Die Simultanfällung ist eine Fällungsreaktion, bei der im Wasser gelöste Ionen durch Zugabe eines Fällungsmittels in eine wasserunlösliche Verbindung überführt und dann abfiltriert werden. Wenn mit einem Fällungsmittel gleichzeitig zwei Ionen ausgefällt werden, so liegt eine Simultanfällung vor.

Beispiel: In der Abwasseraufbereitung ist die Simultanfällung ein Prozess in kommunalen Kläranlagen, der der Entfernung von Phosphor als Phosphat aus dem Abwasser dient. Dabei wird das Fällungsmittel (zumeist Eisensulfat, Eisenchlorid oder ein Aluminiumsalz) vor dem Belebungsbecken zugegeben. Die Fällungsreaktion erfolgt hier gleichzeitig (=simultan) mit den biologischen Reinigungsprozessen im Belebungsbecken. Die entstandenen schwer löslichen Metall-Phosphorverbindungen (Eisen- und Aluminiumphosphate) verbleiben im Nachklärbecken beim Belebtschlamm und werden somit aus dem Abwasser entfernt.

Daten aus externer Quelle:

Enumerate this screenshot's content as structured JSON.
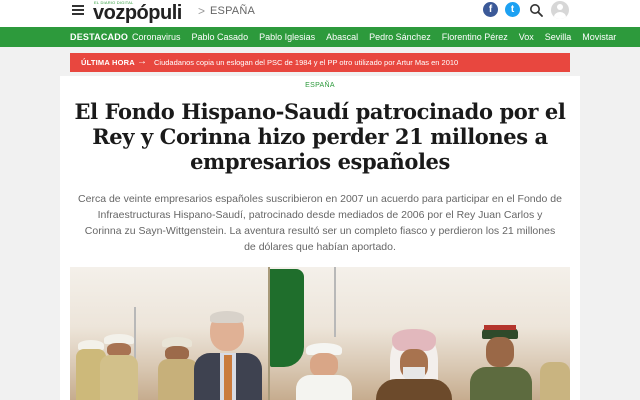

Weiterhin führt die Zugabe der Fällmittel zu einer verbesserten Schlammstruktur und zu besseren Absetzeigenschaften. Eine Simultanfällung wird somit oft nicht nur aus Gründen der Nährstoffentfernung, sondern auch wegen der Verbesserung des Anlagenbetriebes vorgenommen, da damit die Trennleistung des Nachklärbeckens verbessert wird.

Die Fällung führt zu einer Zunahme der Überschussschlammproduktion.